「水」もナノスケールの世界では圧縮されて体積が小さくなる場合があることが判明
水は一般的にほとんど圧縮することができず、いくら力を加えてもその体積はほとんど変化することがないとされています。その特性をいかして、水圧を利用した機械が社会のあちこちで働いていますが、そんな常識が特殊な環境では覆されることが判明しました。2つの領域で電位勾配が存在する原子レベルの世界では、水は圧縮される場合があることが研究によって明らかにされています。
Phys. Rev. Lett. 120, 268101 (2018) - Water-Compression Gating of Nanopore Transport
https://journals.aps.org/prl/abstract/10.1103/PhysRevLett.120.268101
Water compresses under a high gradient electric field
https://phys.org/news/2018-07-compresses-high-gradient-electric-field.html
この研究結果は、イリノイ大学アーバナ・シャンペーン校の研究チームが発表したもの。物理学のアレクセイ・アキメンティエフ教授とポスドク研究員のジェイムス・ウィルソン氏らは、以下の図のような炭素原子1個分の厚さしかないシート状物質「グラフェン」に微細な穴「ナノ細孔(ナノポア)」を空け、グラフェンの両面に電位の差「電位勾配」がある状態にした時、その穴を通ろうとする水分子が最大で3%圧縮されることを発見しました。
By AlexanderAlUS
研究チームは、グラフェンのナノ細孔を使ったDNAシークエンス技術の新手法をテストするための研究の中で、この現象を発見しました。この分野は近年、従来よりも安価なDNAシークエンシングを可能にする技術として期待されている分野で、世界中で研究が進められているとのこと。その仕組みは、ナノ細孔を持つグラフェンを水の中に入れて膜の両面に電位差を作り出すことで、水やDNA、イオンをその電位差によって移動させるというもの。この時、DNAの4つの塩基によって生じるイオンの流れを読み取ることで、DNAを特定することができます。
この技術では、ナノ細孔の大きさが非常に重要な要素となってきます。先述のようにグラフェンは炭素原子1個分の厚みしかなく、ナノ細孔の直径はわずか3ナノメートルで炭素原子およそ10個分の大きさしかありません。

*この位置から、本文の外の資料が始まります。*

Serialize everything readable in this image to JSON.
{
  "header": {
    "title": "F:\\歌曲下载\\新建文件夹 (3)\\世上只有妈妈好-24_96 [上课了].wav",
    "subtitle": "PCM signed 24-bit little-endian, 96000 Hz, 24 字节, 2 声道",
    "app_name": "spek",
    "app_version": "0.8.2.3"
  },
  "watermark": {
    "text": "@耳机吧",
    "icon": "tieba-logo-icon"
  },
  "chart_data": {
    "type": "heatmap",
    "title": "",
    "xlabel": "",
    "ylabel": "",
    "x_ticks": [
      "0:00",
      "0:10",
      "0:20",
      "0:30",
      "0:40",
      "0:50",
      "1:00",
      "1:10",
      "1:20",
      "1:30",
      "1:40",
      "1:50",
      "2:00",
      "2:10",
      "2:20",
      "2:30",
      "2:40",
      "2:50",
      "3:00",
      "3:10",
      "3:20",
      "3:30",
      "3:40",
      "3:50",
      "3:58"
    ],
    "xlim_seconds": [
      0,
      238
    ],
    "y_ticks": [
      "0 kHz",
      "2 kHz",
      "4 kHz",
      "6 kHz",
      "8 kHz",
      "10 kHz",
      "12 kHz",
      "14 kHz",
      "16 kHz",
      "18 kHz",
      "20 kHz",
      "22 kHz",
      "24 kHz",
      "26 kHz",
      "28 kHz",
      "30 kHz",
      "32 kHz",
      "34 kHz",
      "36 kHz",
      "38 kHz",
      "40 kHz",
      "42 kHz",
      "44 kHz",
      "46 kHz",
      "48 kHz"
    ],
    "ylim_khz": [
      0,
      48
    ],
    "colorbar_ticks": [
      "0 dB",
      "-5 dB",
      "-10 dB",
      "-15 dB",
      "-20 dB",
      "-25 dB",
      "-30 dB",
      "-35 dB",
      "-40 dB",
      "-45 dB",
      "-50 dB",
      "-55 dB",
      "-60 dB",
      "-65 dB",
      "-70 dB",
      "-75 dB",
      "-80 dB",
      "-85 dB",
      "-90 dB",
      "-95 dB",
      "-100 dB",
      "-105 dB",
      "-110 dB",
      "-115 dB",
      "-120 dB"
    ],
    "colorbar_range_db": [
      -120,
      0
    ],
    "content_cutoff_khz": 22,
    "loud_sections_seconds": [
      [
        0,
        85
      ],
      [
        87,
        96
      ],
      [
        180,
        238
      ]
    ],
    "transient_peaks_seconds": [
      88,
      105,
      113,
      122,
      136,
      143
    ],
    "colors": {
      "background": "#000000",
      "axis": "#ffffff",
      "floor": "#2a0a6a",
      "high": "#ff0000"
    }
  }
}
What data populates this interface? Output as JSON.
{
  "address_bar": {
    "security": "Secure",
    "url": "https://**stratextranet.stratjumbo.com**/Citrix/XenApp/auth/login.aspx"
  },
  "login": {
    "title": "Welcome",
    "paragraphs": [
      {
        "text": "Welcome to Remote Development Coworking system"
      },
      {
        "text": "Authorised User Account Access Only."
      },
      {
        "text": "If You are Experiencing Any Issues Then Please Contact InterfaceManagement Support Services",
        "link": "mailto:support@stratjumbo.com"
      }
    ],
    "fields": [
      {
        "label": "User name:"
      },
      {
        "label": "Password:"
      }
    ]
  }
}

この穴の中を、直径約2ナノメートルのDNA分子が通過します。
DNA passes through graphene nanopore - YouTube
研究にあたりアキメンティエフ教授とウィルソン氏は、この動きをコンピューターでシミュレーションすることで、ナノ細孔を通るDNA分子のスピードを制御することの実現を目指しました。
これまでの実験からは、加える電荷を高くすることでDNA分子の移動速度が高まることがわかっていたのですが、電荷を10倍にするとその動きが止まり、DNA分子はナノ細孔を通過できなくなることがわかっていました。そしてその原因について研究を行ったアキメンティエフ教授らは、「水は電位の勾配によって圧縮される」という結論に達したとのこと。
アキメンティエフ教授はその様子について「電位の勾配が水を圧縮させることがわかりました。なぜなら、水は誘電体であるからです。この現象は、非常に高い電界によって生み出されるのではなく、空間と空間の間で電位に勾配があるという状態によって引き起こされます。水分子に与えられた電荷は電界にそって並び、電場が最も高い場所に近いところにある電荷は、電場が最も弱い場所よりも強く引っ張られます」と述べています。
"It turns out the gradient of the electric field is what compresses the water, because water is a dielectric. A very high electric field won't do this, only a field that changes over space. The charges on the water molecule align with the electric field, and the charges that are nearer where the electric field is highest are pulled harder than the charges nearer where the electric field is weakest."
この時の水の圧縮率はわずか3%ですが、これは100気圧の状況下にある水と同じ圧縮率となっています。この高く圧縮された水が、先述の「DNA分子が通過できない」という状態を生み出していると、アキメンティエフ教授らは結論付けています。アキメンティエフ教授らにによる以下のコンピューターシミュレーション映像では、圧縮された水がDNA分子を「押し戻している」状態が再現されています。
Water compression blocks DNA - YouTube
グラフェンのナノ細孔を使ったDNAシークエンス技術の研究の中で水を圧縮できるということが明らかになったわけですが、アキメンティエフ教授はこの技術を、非常によく似た分子構造を持つ生体細胞の同定と分離に応用できると考えています。